The set of such oracles is at least recursively enumerable, I think. In order to detect that your oracle is not a true halting oracle for programs larger than N, all you must do is find a program larger than N that halts. If you have a proof that such a program halts, you simply feed it to your oracle, notice that the oracle is lying, and you are done.
But it’s not hard to find such a program. Simply simulate all programs of length ⇐ 1 for 1 steps, then all programs of length ⇐ 2 for 2 steps, etc. At some finite point you will find a program of size >N that halts in k steps. If your oracle is a true halting oracle, this procedure will not terminate, of course.
cousin_it’s argument below shows we can’t do much better than recursively enumerable here.
From the OP: “you don’t know what N is.” But, yes, you don’t have to do the “step simulation”, you are right. You can just check a single known halting program of every length, starting at 1, and increasing. Eventually you will catch the oracle in a lie.
See also: thomblake’s comment below, which gives the same algorithm.
I am aware that this is not a decision algorithm. I said in my original comment that the set is recursively enumerable, and I also said that the algorithm will not terminate on true oracles. That is, we can list the fake oracles, but we cannot decide on the fake status of an oracle in finite time. This is what recursively enumerable means: http://en.wikipedia.org/wiki/Recursively_enumerable_set.
If there is such a method, it has to get around cousin_it’s argument below. I believe you can only enumerate fake oracles, not answer if an oracle is fake or real, in finite time.

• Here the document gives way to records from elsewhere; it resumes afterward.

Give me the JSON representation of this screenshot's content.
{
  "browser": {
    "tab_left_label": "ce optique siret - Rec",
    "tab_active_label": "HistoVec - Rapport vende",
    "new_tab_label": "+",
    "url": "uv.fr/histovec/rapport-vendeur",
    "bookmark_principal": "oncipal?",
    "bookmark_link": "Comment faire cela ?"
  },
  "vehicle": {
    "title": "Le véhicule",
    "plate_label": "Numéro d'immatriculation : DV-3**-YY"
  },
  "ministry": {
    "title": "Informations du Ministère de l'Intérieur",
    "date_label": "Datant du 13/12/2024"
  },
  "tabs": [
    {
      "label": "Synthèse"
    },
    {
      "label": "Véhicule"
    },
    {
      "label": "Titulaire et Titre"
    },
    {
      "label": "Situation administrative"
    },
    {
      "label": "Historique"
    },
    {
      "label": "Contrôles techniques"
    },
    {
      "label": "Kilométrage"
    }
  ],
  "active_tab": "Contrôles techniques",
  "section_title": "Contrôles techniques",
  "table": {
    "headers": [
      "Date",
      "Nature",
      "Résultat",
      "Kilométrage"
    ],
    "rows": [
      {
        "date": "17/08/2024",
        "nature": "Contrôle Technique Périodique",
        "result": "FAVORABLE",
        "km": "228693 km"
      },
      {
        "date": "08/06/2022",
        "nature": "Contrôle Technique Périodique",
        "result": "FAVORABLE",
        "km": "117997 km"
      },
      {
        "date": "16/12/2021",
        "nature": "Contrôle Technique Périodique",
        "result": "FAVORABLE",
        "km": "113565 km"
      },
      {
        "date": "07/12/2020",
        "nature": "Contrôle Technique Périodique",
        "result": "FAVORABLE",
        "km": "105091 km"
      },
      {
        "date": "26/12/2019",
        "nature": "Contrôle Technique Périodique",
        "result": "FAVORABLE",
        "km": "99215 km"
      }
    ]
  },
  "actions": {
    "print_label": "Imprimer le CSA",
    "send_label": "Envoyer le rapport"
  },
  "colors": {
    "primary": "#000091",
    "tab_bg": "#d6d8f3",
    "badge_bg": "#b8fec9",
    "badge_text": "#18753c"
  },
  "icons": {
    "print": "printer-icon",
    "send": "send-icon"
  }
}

The OP didn’t ask what you can determine for a particular given finite time k. He asked if there is some finite way, period.
This is starting to remind me of wikipedia edit wars. I think it’s time to exit this conversation. OP’s question is answered, if he’s still interested.
You don’t need to do it for all N, just up to the N which the fake oracle is computing. Expected computational time for a randomly chosen N is infinite, but expected computation time for any -given- N is finite.
And only finite time is available- for most N, expected computation time is greater than available time; expected time is constant, and a finite number of N will have computation tine less than any C.
The set of such oracles is at least recursively enumerable, I think. In order to detect that your oracle is not a true halting oracle for programs larger than N, all you must do is find a program larger than N that halts. If you have a proof that such a program halts, you simply feed it to your oracle, notice that the oracle is lying, and you are done.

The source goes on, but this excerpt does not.